Florida students and teachers are among the biggest beneficiaries of a strong 2014 legislative session.
The House and Senate demonstrated their commitment to providing every Florida student with a quality education by passing Senate Bill 1642 to improve Florida’s accountability system. Lawmakers voted to restore focus, clarity and confidence to one of the A+ Plan’s hallmark principles, A-F school grading.
Hardworking teachers and student-centered reforms are working. Florida has further to go, but we are headed in the right direction and are on a path that fundamentally puts student learning above all else.

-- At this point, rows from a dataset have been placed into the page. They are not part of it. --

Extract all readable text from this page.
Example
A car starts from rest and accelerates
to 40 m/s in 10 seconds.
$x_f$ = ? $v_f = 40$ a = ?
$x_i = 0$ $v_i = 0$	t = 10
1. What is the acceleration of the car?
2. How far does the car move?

A simplification of the school grading formula will bolster the intent of Florida’s comprehensive reforms and will reinforce public confidence that school grades actually mean something. These grades determine in part which top-performing schools get performance bonuses, and which struggling schools must up the game with new staff or face closure.
At the same time, SB 1642 offered a one-year reprieve from sanctions or penalties as a result of school grades. As the state transitions away from the FCAT and to a new assessment, the first year of testing will be used as a baseline to measure schools in the future.
Detractors, mainly Democrats, threw criticisms that school grades would be inappropriate even after next year. For example, Rep. Karen Castor Dentel opposed SB 1642 saying that it would allow Florida to continue to rely on “the test-obsessed genie of reform” and that “we are simply trading a one-trick pony for a three-ring circus.”
I don’t know, but to me, Castor Dentel’s so-called “one-trick pony” is precisely what got Florida out of the gutter in academic performance.
Prior to the implementation of the A+ Plan, half of Florida fourth-graders were functionally illiterate and our high school students — even the unimpressive percent that graduated — were laughable in terms of national comparisons.
If a one-trick pony works… let it keep performing. And that’s why Florida students are the big winners of the 2014 session.
SB 1642 heads to Rick Scott for his signature.